Her eyes narrowed. “If I am the matriarch, then you would do well to heed my advice.” After their mother died, Dana, a widow herself, started coming around and mentoring Patsy on etiquette and social practices. A young teen at the time, Patsy hated Dana at first, but a few hundred shopping trips later, they became the best of friends. Her marriage to their father a couple years later came as little surprise to the other families. Cornelius barely remembered his birth mother.
This situation angered him. He liked Lacy. He really liked her. That didn’t mean, though, that his buttinsky sister got to plan out their whole life. The two emotions tore at him. The anger at his sister and the affection for Lacy.
Of course, he would have to break it off. Patsy must be stopped, after all, before she could be allowed to think that she had any control over him. But Lacy.
“You know,” he said, “I’m really tired, and my head’s still a little fuzzy. Maybe we should pick up this conversation later.”
She put a hand on his shoulder and said, “You’re right, dear. I’m so sorry to throw so much at you tonight. It’s just that—you just rest.”
She left him alone for the rest of the trip home.
#
The next morning, Cornelius woke up before the sun rose. He went straight for the pain meds. After an hour of lying awake in bed and watching the light creep in through his window, he grabbed his cell phone off his night stand. He cursed at the dead battery. After fumbling his a spare battery, he searched the contact list for his office number. He cursed again when he didn’t find it. I really need to hire a personal assistant to program my phone, he thought.
After a call to 411, the phone in the office rang into the automated voice menu system. Not knowing his boss’s extension, he fumbled through the menu. “Yes, no, no, yes, Gloria Gonzales, yes.” He finally landed in her voice mail and left his regrets about missing the day, but he had to recover from a car accident.
Unable to sleep, he crawled out of bed and went to his desk. He wanted to take a shower, but felt a bit dizzy from the medication and decided to ease into the whole getting up thing. Opening the screen of the notebook sitting on his desk, messages started flooding in from his friends. No one he counted as a friend would be up this early, so these messages must have been sent while he was offline.
Only three “I hate you” messages from girls. He must not have had a busy week.
One message simply said, “Pictures,” and had a little icon for a file attachment. He clicked the icon and saw a stunning picture of a blue Cornelius wearing a white evening dress, dancing with a topless blue girl with a fake white beard and wearing red pants and a red stocking hat. He admired the good time he didn’t remember having last Thursday night. What was her name? He thought of checking one of the “I hate you” messages. He vaguely remembered a woman’s voice saying, “Oh, Neely, I could just eat you.”
When his head settled enough to climb into the shower, his phone started to vibrate off the night stand. The name on the display made him feel better. He answered Lacy’s call.
“Hi, Doll.”
“I hope I didn’t wake you,” she said.
“Nah. What’s going on?”
“Well, last night was the first night we haven’t been together since we met, and I missed you.”
He smiled to himself. “You wouldn’t have wanted to be with me last night. I was in a little accident.”
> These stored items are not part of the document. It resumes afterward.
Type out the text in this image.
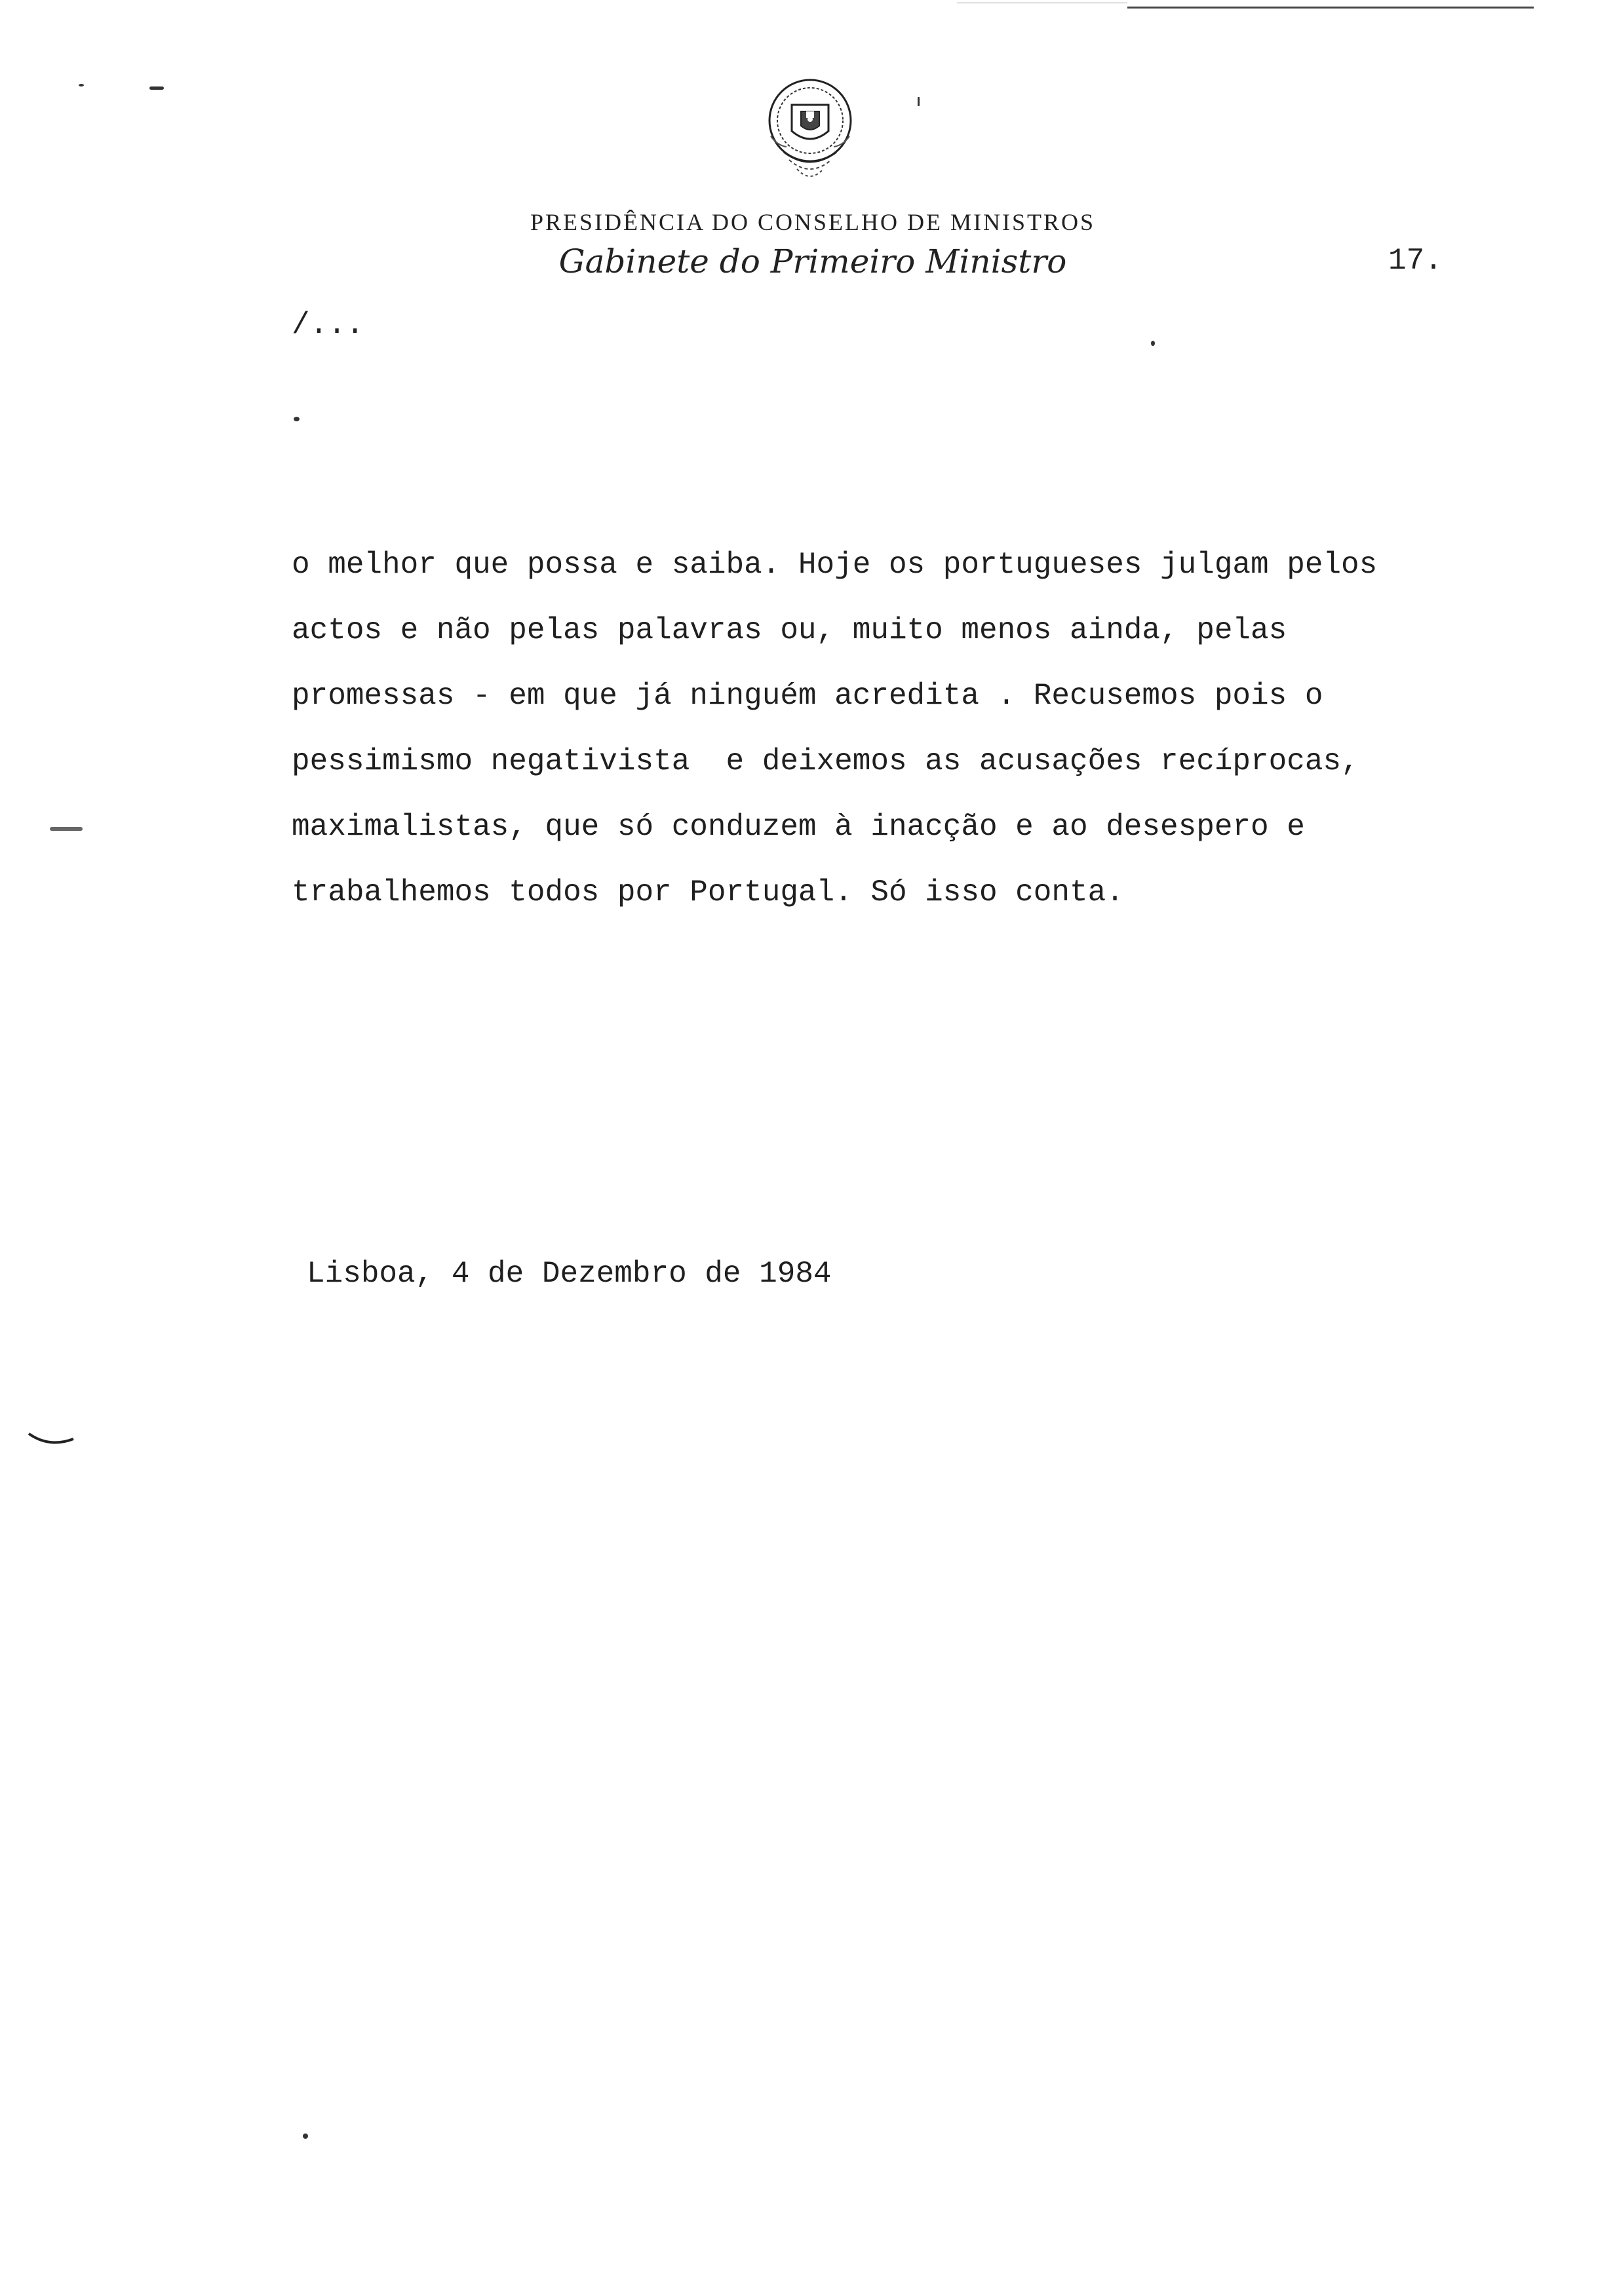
PRESIDÊNCIA DO CONSELHO DE MINISTROS
Gabinete do Primeiro Ministro	17.
/...
o melhor que possa e saiba. Hoje os portugueses julgam pelos
actos e não pelas palavras ou, muito menos ainda, pelas
promessas - em que já ninguém acredita . Recusemos pois o
pessimismo negativista  e deixemos as acusações recíprocas,
maximalistas, que só conduzem à inacção e ao desespero e
trabalhemos todos por Portugal. Só isso conta.
Lisboa, 4 de Dezembro de 1984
Lacy burst into so many questions so fast that Cornelius could barely keep track. “Oh my god. Are you alright? What happened? Did you get hurt? Why didn’t you call me? I’m coming over. You’re home right? I’m coming over.”
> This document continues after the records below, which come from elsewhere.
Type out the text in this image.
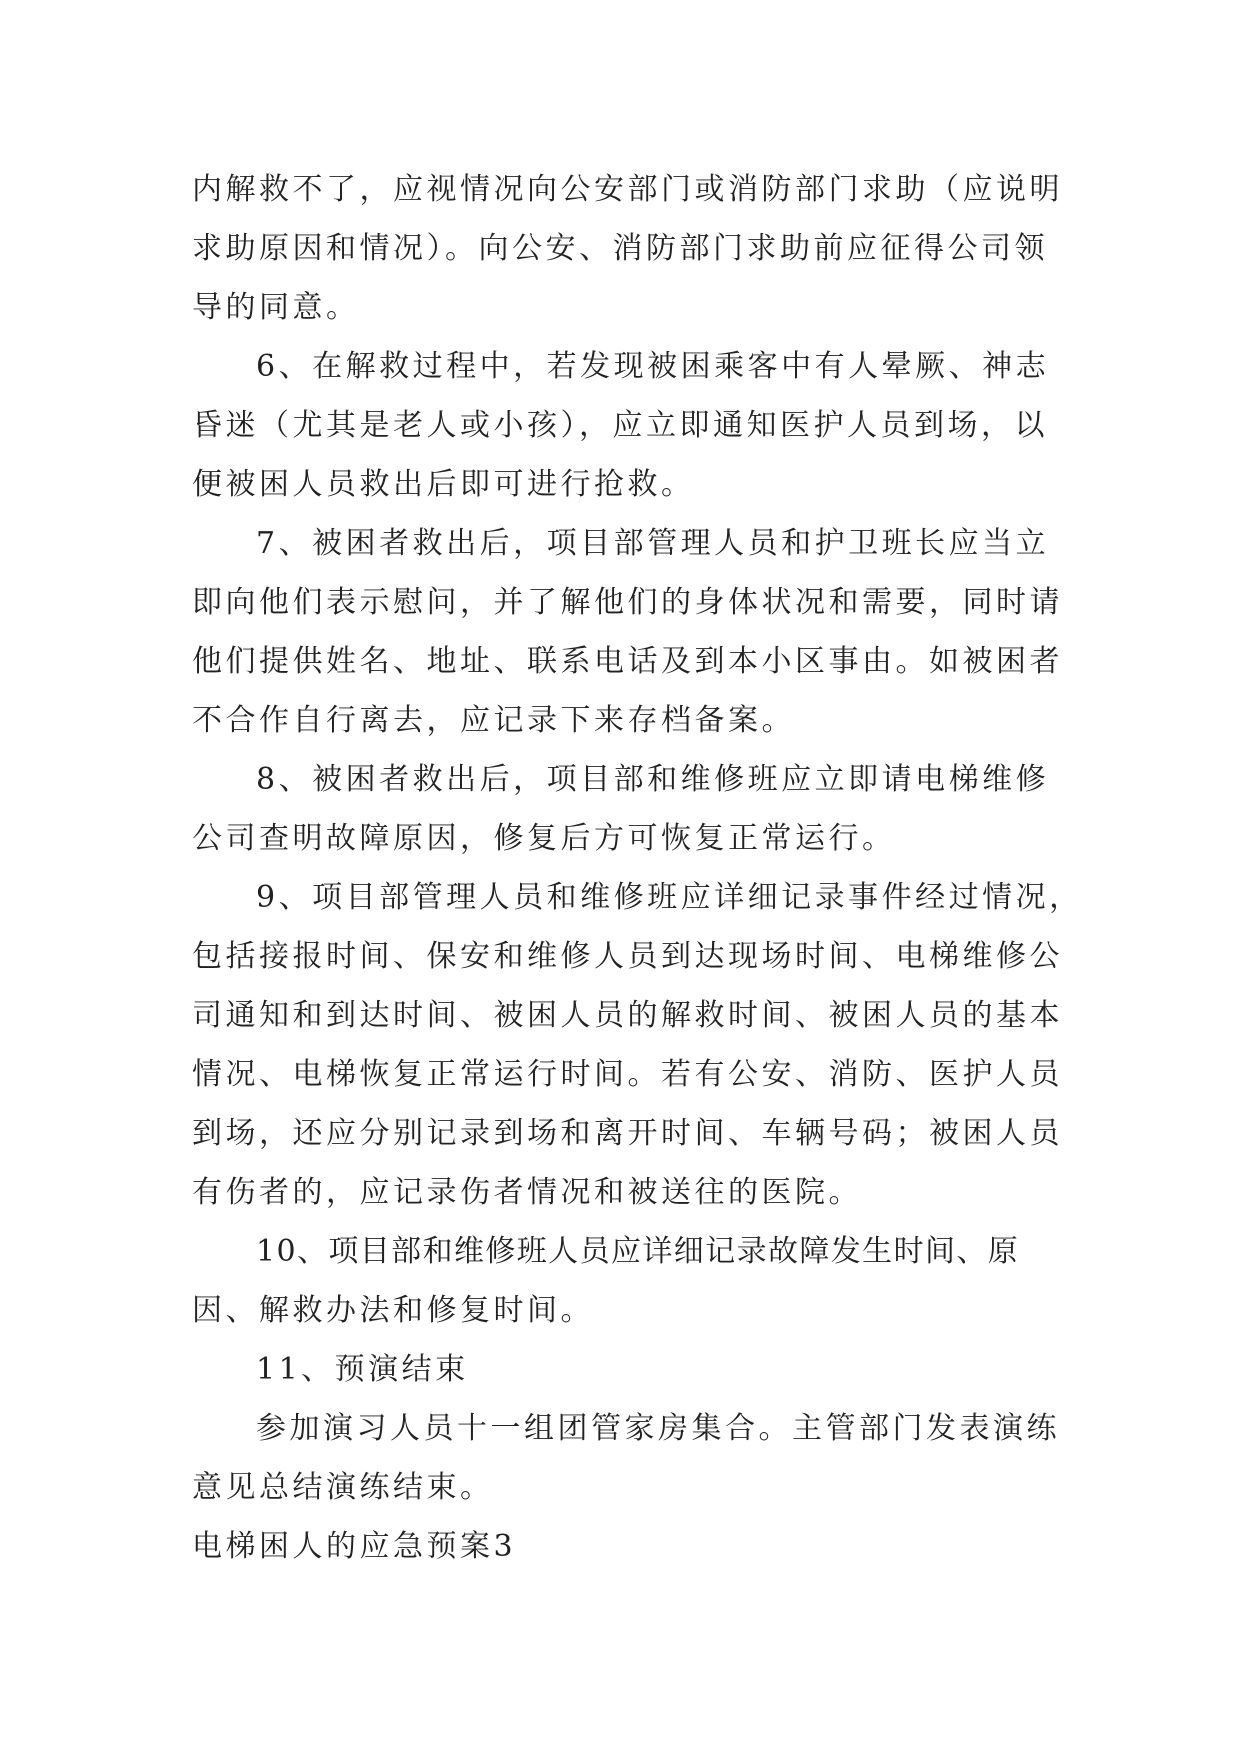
内解救不了，应视情况向公安部门或消防部门求助（应说明
求助原因和情况）。向公安、消防部门求助前应征得公司领
导的同意。
6、在解救过程中，若发现被困乘客中有人晕厥、神志
昏迷（尤其是老人或小孩），应立即通知医护人员到场，以
便被困人员救出后即可进行抢救。
7、被困者救出后，项目部管理人员和护卫班长应当立
即向他们表示慰问，并了解他们的身体状况和需要，同时请
他们提供姓名、地址、联系电话及到本小区事由。如被困者
不合作自行离去，应记录下来存档备案。
8、被困者救出后，项目部和维修班应立即请电梯维修
公司查明故障原因，修复后方可恢复正常运行。
9、项目部管理人员和维修班应详细记录事件经过情况，
包括接报时间、保安和维修人员到达现场时间、电梯维修公
司通知和到达时间、被困人员的解救时间、被困人员的基本
情况、电梯恢复正常运行时间。若有公安、消防、医护人员
到场，还应分别记录到场和离开时间、车辆号码；被困人员
有伤者的，应记录伤者情况和被送往的医院。
10、项目部和维修班人员应详细记录故障发生时间、原
因、解救办法和修复时间。
11、预演结束
参加演习人员十一组团管家房集合。主管部门发表演练
意见总结演练结束。
电梯困人的应急预案3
She hung up. It’s good to be wanted. He forgot about last night’s plan to dump Lacy and get revenge on his sister.
He hopped in a brief shower, taking his time, letting the hot water soak into his soar muscles. The tap on his door while he stood in his closet, debating which shirt would be the least painful to put on.
When the door opened, Lacy flung herself on him, then quickly jumped back from his cry of pain. Maybe it’s not so good to be wanted.